© JUNGE FREIHEIT Verlag GmbH & Co. KG www.jungefreiheit.de 30/24 / 19. Juli 2024

Indien – Supermacht in spe?
Verrenkte Region
Erich Weede

Auf dem indischen Subkontinent lebt gut ein Fünftel der Menschheit, vorerst noch mehr als in Afrika, fast viermal so viele Menschen wie in der Europäischen Union. Der oberflächliche Beobachter kann den westlichen Teil Südasiens für eine Zone des Friedens und in Anbetracht des Wirtschaftswachstums Indiens, des inzwischen volkreichsten Landes der Erde, sogar für eine zwar noch arme, aber schnell wachsende Region halten. Dabei werden allerdings beachtliche Konfliktpotentiale übersehen, die sich auch überraschend entladen könnten. 

Die beiden häufigsten Kriegsgründe entstehen entweder aus dem Sicherheitsdilemma oder dem Abgrenzungsdilemma. Ein Sicherheitsdilemma besteht immer dann, wenn zwei Staaten zur Kriegführung gegeneinander in der Lage sind – zumindest bei Nachbarn ist das fast immer gegeben – und keine übergeordnete Instanz dazu in der Lage ist, das zu verhindern. Lange Friedensperioden können dazu beitragen, daß der andere Staat nicht als bedrohlich empfunden wird. Je kürzer aber die Zeit seit der letzten militärischen Auseinandersetzung, desto eher wird jeder Staat versuchen, „Sicherheit durch Überlegenheit“ oder „Frieden durch Stärke“ zu erlangen. Es ist undenkbar, daß zwei Kontrahenten das gleichermaßen erreichen.  

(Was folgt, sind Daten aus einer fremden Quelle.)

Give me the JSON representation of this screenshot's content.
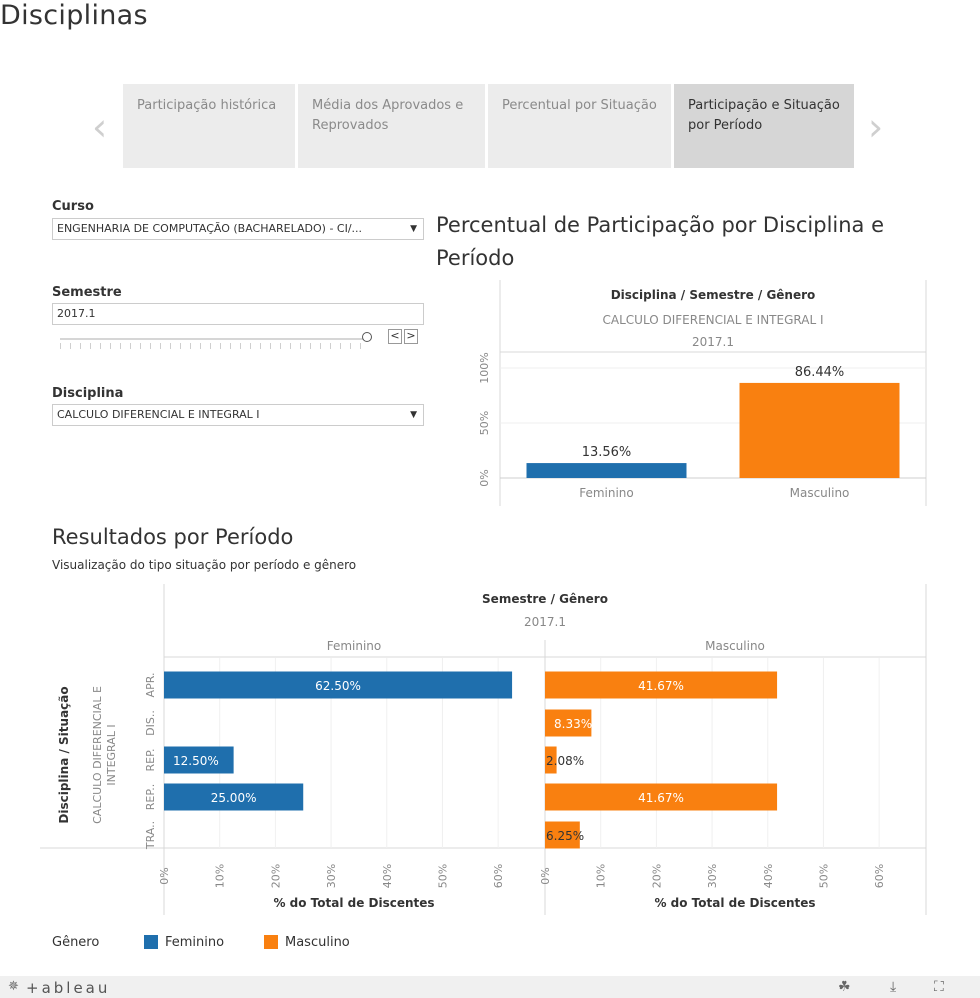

Die Hintergrundbedingungen eines Abgrenzungsdilemmas sind vielfältig. Grenzen werden oft nach Kriegen verschoben. Der Sieger annektiert, der Verlierer muß Gebiete abtreten. In der Regel dauert es mehr als eine Generation, manchmal viel länger, bis der Verlierer sich mit seinen Verlusten abgefunden hat. Auch sehr lange stabile Grenzen können dennoch umstritten sein, wenn der Grenzverlauf nicht mit den ethnischen, sprachlichen oder sogar religiösen Grenzen übereinstimmt. Hinzu kommt, daß manchmal ethnisch, sprachlich oder religiös definierte Gruppen so durcheinander siedeln, daß eine eindeutige und allgemein akzeptable Grenzziehung unmöglich wird, weil die Beherrschung einer Gruppe durch eine andere oder Enklaven und Exklaven auf Dauer fast nie akzeptiert werden. 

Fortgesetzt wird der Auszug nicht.